Von Moritz Müller-Wirth
Eineinhalb Stunden hatte Hermann Parzinger durch den sonnendurchfluteten Rohbau des künftigen Berliner Stadtschlosses geführt. Als Präsident der Stiftung Preußischer Kulturbesitz ist er gewissermaßen Primus inter Pares unter den künftigen Schlossherren und damit berechtigt, den gewaltigen Eingangsbereich zu präsentieren, den Schlüterhof in seinen ursprünglichen Abmessungen sowie spektakuläre städtische Blickachsen. Während mit schwerem Gerät gewaltige Betonquader emporgehoben wurden, war er vorangegangen, über schattige Treppen, vorbei an künftigen Kabelschächten, zugigen Fluchten und gespenstisch großen Fensterhöhlen, durch Staub und Wasserpfützen bis hinauf aufs Schlossdach, wieder hinab, bis in die Katakomben zu den archäologischen Überresten. Der Rundgang ist fast zu Ende, als Parzinger stehen bleibt und sich seinen blauen Bauhelm zurechtrückt.

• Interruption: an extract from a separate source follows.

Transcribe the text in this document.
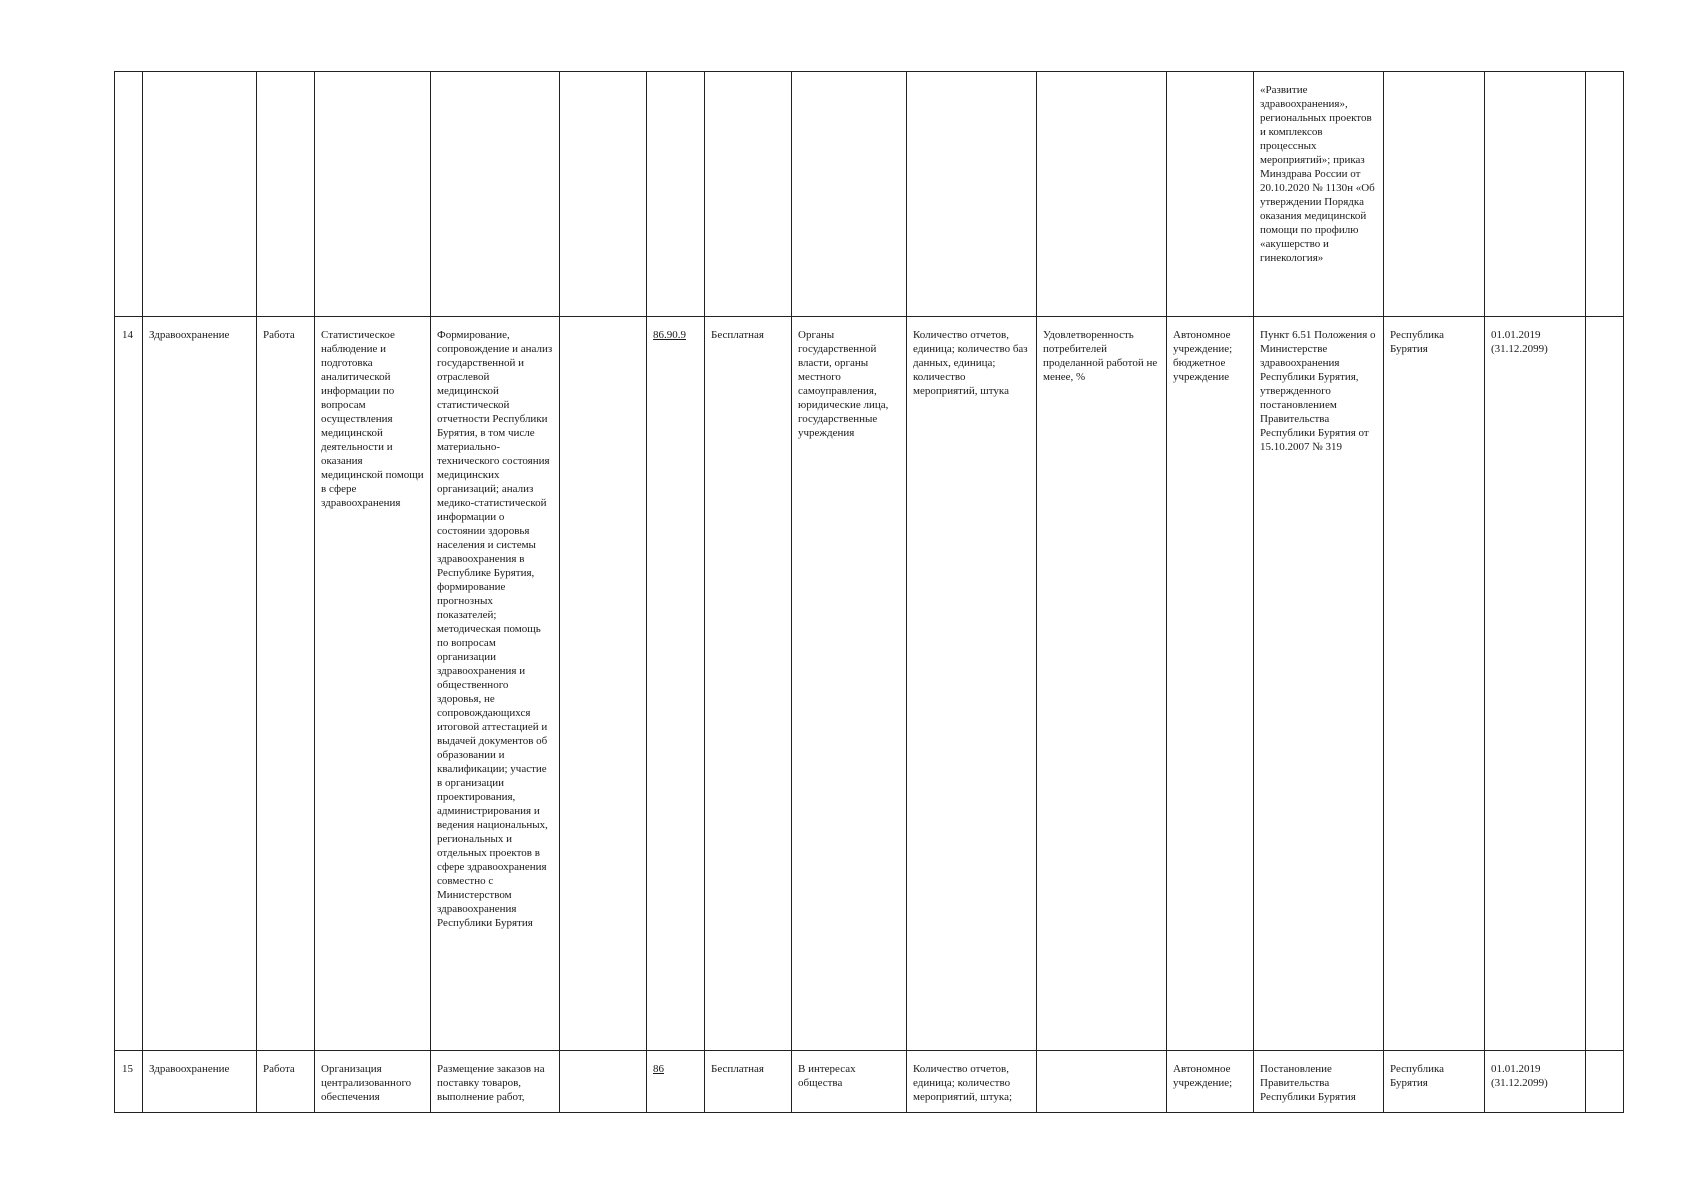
												«Развитие здравоохранения», региональных проектов и комплексов процессных мероприятий»; приказ Минздрава России от 20.10.2020 № 1130н «Об утверждении Порядка оказания медицинской помощи по профилю «акушерство и гинекология»			
14	Здравоохранение	Работа	Статистическое наблюдение и подготовка аналитической информации по вопросам осуществления медицинской деятельности и оказания медицинской помощи в сфере здравоохранения	Формирование, сопровождение и анализ государственной и отраслевой медицинской статистической отчетности Республики Бурятия, в том числе материально-технического состояния медицинских организаций; анализ медико-статистической информации о состоянии здоровья населения и системы здравоохранения в Республике Бурятия, формирование прогнозных показателей; методическая помощь по вопросам организации здравоохранения и общественного здоровья, не сопровождающихся итоговой аттестацией и выдачей документов об образовании и квалификации; участие в организации проектирования, администрирования и ведения национальных, региональных и отдельных проектов в сфере здравоохранения совместно с Министерством здравоохранения Республики Бурятия		86.90.9	Бесплатная	Органы государственной власти, органы местного самоуправления, юридические лица, государственные учреждения	Количество отчетов, единица; количество баз данных, единица; количество мероприятий, штука	Удовлетворенность потребителей проделанной работой не менее, %	Автономное учреждение; бюджетное учреждение	Пункт 6.51 Положения о Министерстве здравоохранения Республики Бурятия, утвержденного постановлением Правительства Республики Бурятия от 15.10.2007 № 319	Республика Бурятия	01.01.2019 (31.12.2099)	
15	Здравоохранение	Работа	Организация централизованного обеспечения	Размещение заказов на поставку товаров, выполнение работ,		86	Бесплатная	В интересах общества	Количество отчетов, единица; количество мероприятий, штука;		Автономное учреждение;	Постановление Правительства Республики Бурятия	Республика Бурятия	01.01.2019 (31.12.2099)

Er könnte jetzt sagen: Wir liegen mit dem Bauvorhaben genau im Zeitplan. Wir freuen uns auf das Richtfest am 12. Juni und die Eröffnung 2019. Die Kosten liegen unter den kalkulierten. Das Spendenaufkommen übersteigt die Erwartungen. Wir sind stolz. All das ist wahr und gewiss eine Nachricht: Eines der ambitioniertesten Bauprojekte in der Geschichte der Hauptstadt ist, auch dank Hermann Parzinger: eine Erfolgsgeschichte.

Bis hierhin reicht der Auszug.